Finalmente un film calibrato e coerente dal papà di Excision
Finalmente Richard Bates jr. sembra aver
imboccato una direzione giusta, e con il ritmo di un film puntualissimo ogni
due anni è stato bravo a correggere il tiro senza venire schiacciato dalla
troppa voglia di fare.
Dopo le sproporzioni scioccanti di un Excision e l’umorismo mal calcolato di Suburban Gothic, con Trash Fire mette insieme tutte le sue
ossessioni ma le ricondiziona a favore di una storia più misurata, intima e in
qualche modo realistica, che non ha bisogno del gore o del grottesco, comunque
presenti, per una stabilità narrativa.
Owen è uno dei personaggi più assurdi e
sconclusionati che il genere umano abbia mai proposto: alcolizzato, epilettico,
soffre di attacchi di panico e rabbia repressa, scorbutico, senza amici, intollerante,
persino la psicologa da cui è in terapia preferisce offenderlo piuttosto che
aiutarlo.
Isabel, la sua compagna, a stento ormai lo
sopporta ma per quanto ci provi non è ancora in grado di lasciarlo una volta
per tutte: la loro storia è in crisi da tempo ma lei ancora vive dell’ideale
d’amore con cui si sono conosciuti e amati in passato, e cerca con tutte le sue
forze di tenere insieme una relazione che invece lui frantuma gesto dopo gesto.
È una brutta situazione sentimentale, credo che
ci siamo passai tutti in momenti di turbolenza così totale dove anche solo un
respiro complica il contesto già traballante. A volte bisognerebbe essere un
po’ più femmine e meno uomini, per poter davvero capire e afferrare quel bene
superiore con cui portare avanti una storia d’amore, e infatti Owen non
possiede ancora quella maturità con cui lasciarsi alle spalle le sue
strambissime abitudini per aiutare Isabel nell’unica cosa che davvero importa.
Per buona parte della sua durata Trash Fire è essenzialmente una terapia
di coppia tra i due, e il loro rapporto viene sviscerato in ogni punto di
vista: affetto, sessualità, interesse, cura, rispetto, tutto viene esplorato
attraverso una rete fittissima di dialoghi, tra i più sinceri, ispirati e verosimili
che si siano mai visti all’interno della scena horror.
Seppur con una dose importante di stravaganze
anche abbastanza difficili da inquadrare (in una scena, per scusarsi, Owen
regala a Isabel una corona mortuaria di fiori), i piatti della bilancia sono
così ben equilibrati da discussioni, scoppi di rabbia, sensi di colpa e un
meraviglioso senso affettivo da poter assorbire senza troppi grattacapi tutti
gli aspetti allucinanti che formano Owen, passato compreso.

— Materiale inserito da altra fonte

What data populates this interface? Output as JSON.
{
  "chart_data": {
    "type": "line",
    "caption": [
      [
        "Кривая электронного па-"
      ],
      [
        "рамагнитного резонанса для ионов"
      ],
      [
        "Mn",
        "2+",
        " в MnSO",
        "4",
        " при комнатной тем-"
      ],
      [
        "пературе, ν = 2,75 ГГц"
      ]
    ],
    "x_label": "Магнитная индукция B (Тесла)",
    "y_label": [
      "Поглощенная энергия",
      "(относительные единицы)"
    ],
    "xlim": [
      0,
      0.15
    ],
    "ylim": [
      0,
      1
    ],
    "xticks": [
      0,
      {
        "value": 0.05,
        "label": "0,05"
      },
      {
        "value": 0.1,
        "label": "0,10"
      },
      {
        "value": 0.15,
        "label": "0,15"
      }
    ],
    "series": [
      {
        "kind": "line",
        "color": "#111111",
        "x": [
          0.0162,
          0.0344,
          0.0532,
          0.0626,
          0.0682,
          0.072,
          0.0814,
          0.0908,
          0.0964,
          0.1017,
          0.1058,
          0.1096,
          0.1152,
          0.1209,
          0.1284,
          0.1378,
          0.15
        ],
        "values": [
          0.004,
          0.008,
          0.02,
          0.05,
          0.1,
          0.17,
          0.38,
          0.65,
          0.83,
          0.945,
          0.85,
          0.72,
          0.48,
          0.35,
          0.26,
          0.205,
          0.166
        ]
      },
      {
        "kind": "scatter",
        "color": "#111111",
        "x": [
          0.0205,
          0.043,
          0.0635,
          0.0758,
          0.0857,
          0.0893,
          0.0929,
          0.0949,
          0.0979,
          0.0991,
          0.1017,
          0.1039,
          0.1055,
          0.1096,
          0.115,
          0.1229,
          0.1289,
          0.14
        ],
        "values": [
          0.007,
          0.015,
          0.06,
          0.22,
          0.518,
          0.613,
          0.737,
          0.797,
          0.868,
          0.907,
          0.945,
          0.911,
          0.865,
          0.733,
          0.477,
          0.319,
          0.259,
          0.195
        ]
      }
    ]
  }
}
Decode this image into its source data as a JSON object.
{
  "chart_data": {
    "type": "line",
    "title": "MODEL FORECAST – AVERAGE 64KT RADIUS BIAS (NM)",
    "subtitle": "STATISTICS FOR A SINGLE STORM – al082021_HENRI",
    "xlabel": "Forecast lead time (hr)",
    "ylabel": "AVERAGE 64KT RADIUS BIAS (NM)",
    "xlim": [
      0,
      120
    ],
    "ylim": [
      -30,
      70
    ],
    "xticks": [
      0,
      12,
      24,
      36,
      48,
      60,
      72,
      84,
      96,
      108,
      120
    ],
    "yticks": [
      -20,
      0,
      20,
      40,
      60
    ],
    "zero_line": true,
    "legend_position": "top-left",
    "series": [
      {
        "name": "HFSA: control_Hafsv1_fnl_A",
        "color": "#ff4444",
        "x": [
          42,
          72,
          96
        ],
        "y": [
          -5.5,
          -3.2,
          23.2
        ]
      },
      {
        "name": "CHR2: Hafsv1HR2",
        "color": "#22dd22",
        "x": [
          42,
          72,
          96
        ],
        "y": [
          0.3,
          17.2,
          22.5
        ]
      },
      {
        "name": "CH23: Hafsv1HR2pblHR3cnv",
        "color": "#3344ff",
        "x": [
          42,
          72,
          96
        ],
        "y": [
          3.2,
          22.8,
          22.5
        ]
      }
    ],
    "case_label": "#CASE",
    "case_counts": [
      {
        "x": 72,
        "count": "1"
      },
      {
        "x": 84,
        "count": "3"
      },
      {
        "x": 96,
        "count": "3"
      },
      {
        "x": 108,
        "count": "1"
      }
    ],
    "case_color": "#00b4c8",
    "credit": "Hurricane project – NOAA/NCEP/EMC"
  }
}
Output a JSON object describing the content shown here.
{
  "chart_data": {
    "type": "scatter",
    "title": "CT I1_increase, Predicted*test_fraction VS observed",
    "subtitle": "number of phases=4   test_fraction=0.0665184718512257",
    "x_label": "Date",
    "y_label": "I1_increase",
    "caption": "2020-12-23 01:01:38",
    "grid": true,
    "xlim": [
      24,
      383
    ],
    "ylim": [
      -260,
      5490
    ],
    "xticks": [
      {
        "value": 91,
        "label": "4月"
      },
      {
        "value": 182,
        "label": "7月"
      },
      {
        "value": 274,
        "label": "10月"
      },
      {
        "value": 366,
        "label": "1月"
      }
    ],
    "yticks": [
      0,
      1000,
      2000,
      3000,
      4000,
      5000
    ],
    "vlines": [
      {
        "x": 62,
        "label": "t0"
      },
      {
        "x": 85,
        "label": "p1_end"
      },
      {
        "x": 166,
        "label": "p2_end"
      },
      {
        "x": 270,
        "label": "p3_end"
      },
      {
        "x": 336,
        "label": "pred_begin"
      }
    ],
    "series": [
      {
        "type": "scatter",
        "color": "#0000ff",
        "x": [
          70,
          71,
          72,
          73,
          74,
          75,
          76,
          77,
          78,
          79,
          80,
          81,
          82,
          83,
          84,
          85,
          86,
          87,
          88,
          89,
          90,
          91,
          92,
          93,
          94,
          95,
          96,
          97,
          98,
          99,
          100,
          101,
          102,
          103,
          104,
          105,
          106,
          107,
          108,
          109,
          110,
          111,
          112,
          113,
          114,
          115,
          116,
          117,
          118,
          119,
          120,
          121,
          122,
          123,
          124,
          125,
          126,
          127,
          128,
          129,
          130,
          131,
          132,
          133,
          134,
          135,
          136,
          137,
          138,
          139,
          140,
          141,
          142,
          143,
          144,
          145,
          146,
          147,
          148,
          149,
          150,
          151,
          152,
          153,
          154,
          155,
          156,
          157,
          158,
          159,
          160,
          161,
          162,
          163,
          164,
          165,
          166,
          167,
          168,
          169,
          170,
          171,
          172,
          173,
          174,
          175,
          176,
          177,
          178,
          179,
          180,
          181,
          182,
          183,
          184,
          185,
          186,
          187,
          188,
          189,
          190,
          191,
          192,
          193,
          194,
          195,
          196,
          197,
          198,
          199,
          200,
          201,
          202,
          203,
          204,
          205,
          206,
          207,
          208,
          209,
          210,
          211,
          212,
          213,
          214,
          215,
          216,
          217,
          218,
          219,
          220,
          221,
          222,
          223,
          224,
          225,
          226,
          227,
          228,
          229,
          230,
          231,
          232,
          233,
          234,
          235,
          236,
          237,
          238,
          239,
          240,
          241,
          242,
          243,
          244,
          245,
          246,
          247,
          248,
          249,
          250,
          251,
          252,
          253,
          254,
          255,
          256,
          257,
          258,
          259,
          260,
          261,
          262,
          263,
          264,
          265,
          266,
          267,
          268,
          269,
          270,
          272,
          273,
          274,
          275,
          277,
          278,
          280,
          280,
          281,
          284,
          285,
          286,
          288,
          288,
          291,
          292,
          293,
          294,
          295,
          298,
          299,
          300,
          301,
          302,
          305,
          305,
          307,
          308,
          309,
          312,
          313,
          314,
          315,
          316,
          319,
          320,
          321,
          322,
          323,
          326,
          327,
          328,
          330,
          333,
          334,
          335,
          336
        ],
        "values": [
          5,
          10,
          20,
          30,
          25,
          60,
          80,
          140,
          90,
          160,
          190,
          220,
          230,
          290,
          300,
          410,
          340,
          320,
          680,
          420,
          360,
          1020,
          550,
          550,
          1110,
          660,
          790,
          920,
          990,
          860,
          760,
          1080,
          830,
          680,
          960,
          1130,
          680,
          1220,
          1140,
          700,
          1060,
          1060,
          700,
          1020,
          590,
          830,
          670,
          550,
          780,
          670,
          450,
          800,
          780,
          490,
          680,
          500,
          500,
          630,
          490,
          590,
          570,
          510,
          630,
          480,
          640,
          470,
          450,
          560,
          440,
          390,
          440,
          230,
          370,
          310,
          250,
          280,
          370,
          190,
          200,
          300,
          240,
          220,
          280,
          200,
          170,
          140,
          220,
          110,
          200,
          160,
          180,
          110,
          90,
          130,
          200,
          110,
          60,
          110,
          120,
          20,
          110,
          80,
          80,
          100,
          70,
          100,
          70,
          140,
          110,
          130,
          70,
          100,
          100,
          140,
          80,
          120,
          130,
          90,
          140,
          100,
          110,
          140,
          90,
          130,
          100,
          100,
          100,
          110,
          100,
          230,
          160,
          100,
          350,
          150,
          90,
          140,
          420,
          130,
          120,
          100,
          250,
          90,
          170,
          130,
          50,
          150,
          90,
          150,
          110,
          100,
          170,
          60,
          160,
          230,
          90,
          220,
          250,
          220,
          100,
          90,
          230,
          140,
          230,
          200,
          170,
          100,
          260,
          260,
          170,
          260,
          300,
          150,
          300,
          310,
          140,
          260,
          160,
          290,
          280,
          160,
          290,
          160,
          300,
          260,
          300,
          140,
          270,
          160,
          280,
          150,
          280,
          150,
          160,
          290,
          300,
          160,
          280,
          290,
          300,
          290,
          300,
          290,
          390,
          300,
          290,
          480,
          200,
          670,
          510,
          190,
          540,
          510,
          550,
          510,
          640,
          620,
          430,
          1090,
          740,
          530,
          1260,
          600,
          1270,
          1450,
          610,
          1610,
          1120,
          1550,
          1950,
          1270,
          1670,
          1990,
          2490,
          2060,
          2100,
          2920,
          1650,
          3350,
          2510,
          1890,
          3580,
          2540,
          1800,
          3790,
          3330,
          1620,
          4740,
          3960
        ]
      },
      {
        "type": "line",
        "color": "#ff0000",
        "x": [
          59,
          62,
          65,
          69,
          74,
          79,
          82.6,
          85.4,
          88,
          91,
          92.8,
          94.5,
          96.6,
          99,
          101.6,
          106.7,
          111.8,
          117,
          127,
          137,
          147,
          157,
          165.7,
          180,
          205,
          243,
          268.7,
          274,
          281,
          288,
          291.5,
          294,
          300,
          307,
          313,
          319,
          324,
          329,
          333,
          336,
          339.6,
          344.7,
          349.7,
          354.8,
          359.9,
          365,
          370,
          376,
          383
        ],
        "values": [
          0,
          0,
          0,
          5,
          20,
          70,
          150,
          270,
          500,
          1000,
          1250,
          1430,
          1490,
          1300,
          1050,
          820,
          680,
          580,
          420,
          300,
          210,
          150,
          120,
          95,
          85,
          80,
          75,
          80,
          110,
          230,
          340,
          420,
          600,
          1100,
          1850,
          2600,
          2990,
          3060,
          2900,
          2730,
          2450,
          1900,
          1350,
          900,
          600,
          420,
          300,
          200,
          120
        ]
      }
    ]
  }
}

La componente più truculenta e macabra risiede
proprio lì, nelle vesti scomode di una nonna scontrosa e nei capelli dietro cui
si nasconde una sorella sfigurata e impazzita. Il soggiorno nella casa materna
per rinsaldare i rapporti tra i due prosegue con la psicoterapia, ma alla
quotidiana ricomposizione tra Owen e Isabel si innestano una serie di atmosfere
sinistre, laceranti flashback e la consueta sfilza di provocazioni ed
esagerazioni tipiche del cinema di Bates, seppur anche qui limate in favore di
una narrazione più asciutta e coerente.
Quest’ultimo troncone è quindi affidato a
sospetti e occhiate sprezzanti, visite nel bel mezzo della notte e segreti che
emergono lentamente, in un fioccare di dialoghi sempre brillanti e ironicamente
amari. Non c’è un grande enigma da scoprire, né il finale svela considerazioni inaspettate,
è tutto molto lineare e in qualche modo prevedibile, ma è una progressione così
inarrestabile e plausibile che la storia non potrebbe trovare altro degno
svolgimento.
Qualcuno si lamenterà dell’eccessiva lentezza e
di uno sviluppo pressoché nullo, il trailer in fondo è un po’ ingannevole e fa
presagire altri ritmi e differenti gestioni dell’elemento fantastico, ma Trash Fire è un film di dettagli e sono
proprio questi ultimi a scintillare.